Auranofin (Ridaura, Oral Gold)
Myochrysine (Injectable Gold)
Cyclosporine (Neoral, Sandimmune)
Methotrexate (Rheumatrex, Trexall)
Penicillamine (Cuprimine, Depen)
Corticosteroids or glucocorticoids, often called "steroids", are potent drugs which can reduce swelling and inflammation quickly. These drugs are closely related to cortisol, a hormone produced on the cortex of the adrenal glands. They are prescribed in widely varying doses depending on the condition and goal of treatment. Used to control inflammation of the joints and organs in diseases such as rheumatoid arthritis, lupus, polymyalgia rheumatica, vasculitis, it has been determined that the potential for serious side effects increases at high doses or with longterm use. Doctors can prescribe short-term, high-dose intravenous steroids in some situations, or give shots or injections with drugs such as Triamcinolone (Kenalog) locally into a specific joint for relief.
Anaglesics (Pain Killers)
Analgesics are pain relieving drugs. Controlling pain is a vital part of treating arthritis. However, unlike NSAIDs, analgesics do not relieve inflammation. Acetaminophen (Tylenol) is the most commonly used analgesic. Narcotic analgesic drugs can also be prescribed for more severe pain.

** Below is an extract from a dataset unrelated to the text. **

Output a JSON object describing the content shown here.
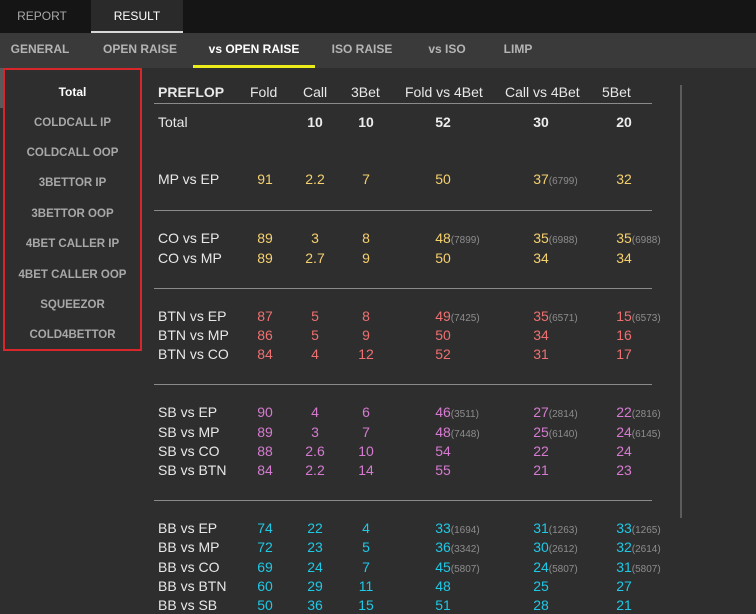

Duragesic (Fentanyl Skin Patch)
Morphine Sulphate (MS Contin)
Percodan ( Oxycodone/ Aspirin)
Talwin NX (Pentazocine/Naloxone)
Biologic Response Modifiers
BRMs (Biologic Response Modifiers) stimulate or restore the ability of the immune system to fight disease or infection. BRMs are drugs derived from living sources as opposed to being synthesized chemicals. Enbrel(Etanercept), Remicade (Infliximab), and Humira (Adalimumab), target TNF-alpha, one of the most important cytokines involved in rheumatoid arthritis. BRMs bind to TNF-alpha, rendering it inactive, and interfering with inflammatory activity, ultimately decreasing joint damage. Kineret (Anakinra), also a BRM, is considered an IL-1 antagonist.